Disciplining the Imagination: Augustine’s Refutation of Arianism in Sermon 126

Focusing on Augustine’s theological anthropology revealed in his sermons, this project interrogates how Augustine understood his preaching to effect change in his audience through training their imaginations. Scholarship on Augustine’s foundational anthropological concepts like memory and imagination and their theological significance tends to focus to narrowly on his famous works like Confessions, De Civitate Dei, and De Trinitate. I evaluate Augustine’s approach to the human person revealed in his preaching by building on recent work on Augustine’s sermons like Kevin Grove’s Augustine on Memory and his exegesis like Michael Cameron’s Christ Meets Me Everyone: Augustine’s Early Figurative Exegesis. Adapting from ancient psychagogic practices, Augustine’s preaching blends together philosophic and rhetorical strategies to cure the soul from its diseases making the sermon a site for healing through moral formation. This moral formation aims to train the mind and reform the heart toward the vision of God. Augustine recognized, though, that openly applying the medicine of spiritual truth to people whose carnal minds might cause them to reject it would be counterproductive. To overcome this dilemma, Augustine sought to confront his audience with images from creation and biblical figures that would cultivate a desire for spiritual realities.
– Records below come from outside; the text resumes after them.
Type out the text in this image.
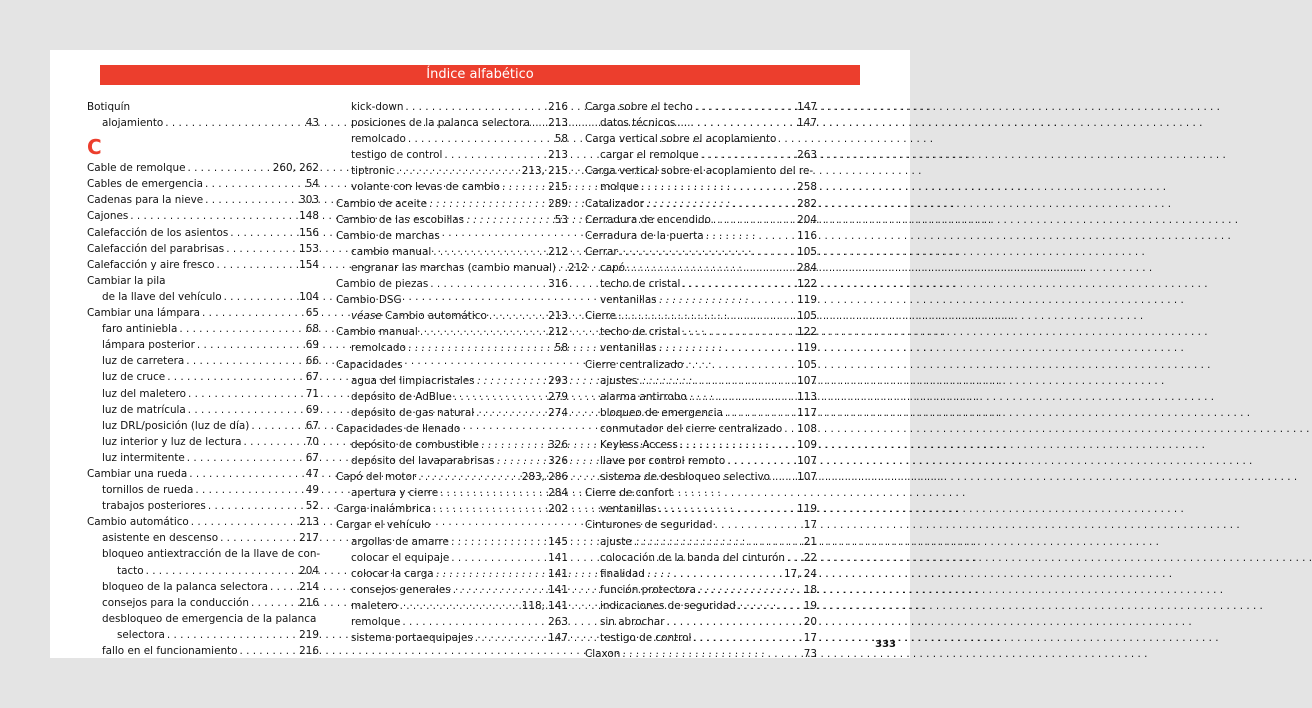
Índice alfabético
Botiquín
alojamiento . . .	43
C
Cable de remolque . . .	260, 262
Cables de emergencia . . .	54
Cadenas para la nieve . . .	303
Cajones . . .	148
Calefacción de los asientos . . .	156
Calefacción del parabrisas . . .	153
Calefacción y aire fresco . . .	154
Cambiar la pila
de la llave del vehículo . . .	104
Cambiar una lámpara . . .	65
faro antiniebla . . .	68
lámpara posterior . . .	69
luz de carretera . . .	66
luz de cruce . . .	67
luz del maletero . . .	71
luz de matrícula . . .	69
luz DRL/posición (luz de día) . . .	67
luz interior y luz de lectura . . .	70
luz intermitente . . .	67
Cambiar una rueda . . .	47
tornillos de rueda . . .	49
trabajos posteriores . . .	52
Cambio automático . . .	213
asistente en descenso . . .	217
bloqueo antiextracción de la llave de con-
tacto . . .	204
bloqueo de la palanca selectora . . .	214
consejos para la conducción . . .	216
desbloqueo de emergencia de la palanca
selectora . . .	219
fallo en el funcionamiento . . .	216
kick-down . . .	216
posiciones de la palanca selectora . . . 213
remolcado . . .	58
testigo de control . . .	213
tiptronic . . .	213, 215
volante con levas de cambio . . .	215
Cambio de aceite . . .	289
Cambio de las escobillas . . .	53
Cambio de marchas
cambio manual . . .	212
engranar las marchas (cambio manual) . . . 212
Cambio de piezas . . .	316
Cambio DSG
véase Cambio automático . . .	213
Cambio manual . . .	212
remolcado . . .	58
Capacidades
agua del limpiacristales . . .	293
depósito de AdBlue . . .	279
depósito de gas natural . . .	274
Capacidades de llenado
depósito de combustible . . .	326
depósito del lavaparabrisas . . .	326
Capó del motor . . .	283, 286
apertura y cierre . . .	284
Carga inalámbrica . . .	202
Cargar el vehículo
argollas de amarre . . .	145
colocar el equipaje . . .	141
colocar la carga . . .	141
consejos generales . . .	141
maletero . . .	118, 141
remolque . . .	263
sistema portaequipajes . . .	147
Carga sobre el techo . . .	147
datos técnicos . . .	147
Carga vertical sobre el acoplamiento
cargar el remolque . . .	263
Carga vertical sobre el acoplamiento del re-
molque . . .	258
Catalizador . . .	282
Cerradura de encendido . . .	204
Cerradura de la puerta . . .	116
Cerrar . . .	105
capó . . .	284
techo de cristal . . .	122
ventanillas . . .	119
Cierre . . .	105
techo de cristal . . .	122
ventanillas . . .	119
Cierre centralizado . . .	105
ajustes . . .	107
alarma antirrobo . . .	113
bloqueo de emergencia . . .	117
conmutador del cierre centralizado . . . 108
Keyless Access . . .	109
llave por control remoto . . .	107
sistema de desbloqueo selectivo . . .	107
Cierre de confort
ventanillas . . .	119
Cinturones de seguridad . . .	17
ajuste . . .	21
colocación de la banda del cinturón . . . 22
finalidad . . .	17, 24
función protectora . . .	18
indicaciones de seguridad . . .	19
sin abrochar . . .	20
testigo de control . . .	17
Claxon . . .	73
333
I argue that Augustine’s preaching reveals how he disciplines his audience’s imaginations to see through images of earthly things beyond to heavenly realities in order to enflame love for God and neighbor.

In particular, I offer a close reading of Augustine’s trinitarian exegesis of John 5:19—”The Son cannot do anything of himself, except what he sees the Father doing”—in s. 126 to illustrate how he seeks to discipline his audience’s imaginations according to Pro-Nicene exegesis. I trace Augustine’s disciplining in two steps. First, he does not turn his audience away from material things but exhorts them to see through earthly things to the spiritual realities they signify. Such an imaginative process requires that Augustine guide his audience to see how creation points back to the Creator. Yet, second, he disciplines his audience’s imagination through a performative correction of the image Arians used to interpret John 5:19. Augustine refutes the ”material-minded” imagery of the Arians with Pro-Nicene exegesis of John 1:3 and John 14:8-9 where Christ can be seen in both the forma servi and the forma Dei. Christ’s incarnation offers the paradigm for disciplining human imaginations to see through visible creation to the invisible realities beyond. In sermon 126, then, Augustine simultaneously values and limits the theological significance of the imagination in coming to know and love God.